Statement from the CBA President on Emancipation Day and the history of slavery in Canada

  • July 31, 2020

August 1 is Emancipation Day – a day to reflect on the history of slavery in Canada and its continuing effects in our own time. On this date 186 years ago, the Slavery Abolition Act, an Act of British Parliament, came into effect officially abolishing slavery in most of the British Empire including Canada. Decades before that, Upper Canada (now Ontario) passed the first anti-slavery legislation in the British Empire in 1793.

Many Canadians think of slavery as part of U.S. history, not our own. Others only know about Canada’s role as a place of refuge for slaves from the U.S. who escaped through the Underground Railroad. This is only part of the story. Black and Indigenous people were enslaved for centuries in colonial Canada.

It was the resistance of enslaved people themselves and the work of the abolitionist movement that brought an end to slavery in Canada. For example, an act of resistance by an enslaved Black woman—Chloe Cooley—inspired the Act to Limit Slavery in Upper Canada of 1793.

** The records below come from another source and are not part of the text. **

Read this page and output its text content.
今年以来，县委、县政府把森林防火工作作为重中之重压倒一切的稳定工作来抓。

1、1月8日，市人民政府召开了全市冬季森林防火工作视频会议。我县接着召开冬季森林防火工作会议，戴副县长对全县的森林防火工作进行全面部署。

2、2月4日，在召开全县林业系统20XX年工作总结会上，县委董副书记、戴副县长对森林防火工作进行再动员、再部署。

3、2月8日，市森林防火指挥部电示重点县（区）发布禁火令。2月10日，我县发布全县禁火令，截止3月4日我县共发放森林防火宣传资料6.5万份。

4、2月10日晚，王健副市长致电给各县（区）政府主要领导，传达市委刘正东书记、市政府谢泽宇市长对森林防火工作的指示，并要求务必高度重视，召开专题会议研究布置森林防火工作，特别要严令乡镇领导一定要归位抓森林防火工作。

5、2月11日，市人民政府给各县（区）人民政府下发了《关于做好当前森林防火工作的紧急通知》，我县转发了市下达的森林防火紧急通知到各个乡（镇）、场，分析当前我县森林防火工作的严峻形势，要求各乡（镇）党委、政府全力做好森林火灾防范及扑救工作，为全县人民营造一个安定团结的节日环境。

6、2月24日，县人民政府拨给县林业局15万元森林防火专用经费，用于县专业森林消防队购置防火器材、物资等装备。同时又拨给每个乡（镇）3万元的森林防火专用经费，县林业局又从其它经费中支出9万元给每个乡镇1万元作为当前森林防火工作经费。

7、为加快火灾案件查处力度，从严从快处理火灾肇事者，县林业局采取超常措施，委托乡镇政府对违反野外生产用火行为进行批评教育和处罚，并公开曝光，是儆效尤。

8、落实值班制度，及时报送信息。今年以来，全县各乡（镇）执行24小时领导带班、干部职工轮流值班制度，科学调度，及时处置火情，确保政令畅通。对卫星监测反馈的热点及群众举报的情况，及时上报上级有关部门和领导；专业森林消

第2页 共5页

For true reconciliation, it is incumbent on each one of us to learn about the history of slavery in Canada and understand how it is linked to the systemic racism that Black and Indigenous people experience today. I entreat all lawyers to reflect on how the law was complicit in upholding slavery, and to think critically about how the legacy of slavery lingers in our legal, social and economic systems. As lawyers, we know more than any other groups of professionals that the law can be used as a sword or a shield.  We must wield the law as a tool to combat racism in our profession and to build a stronger, more cohesive society.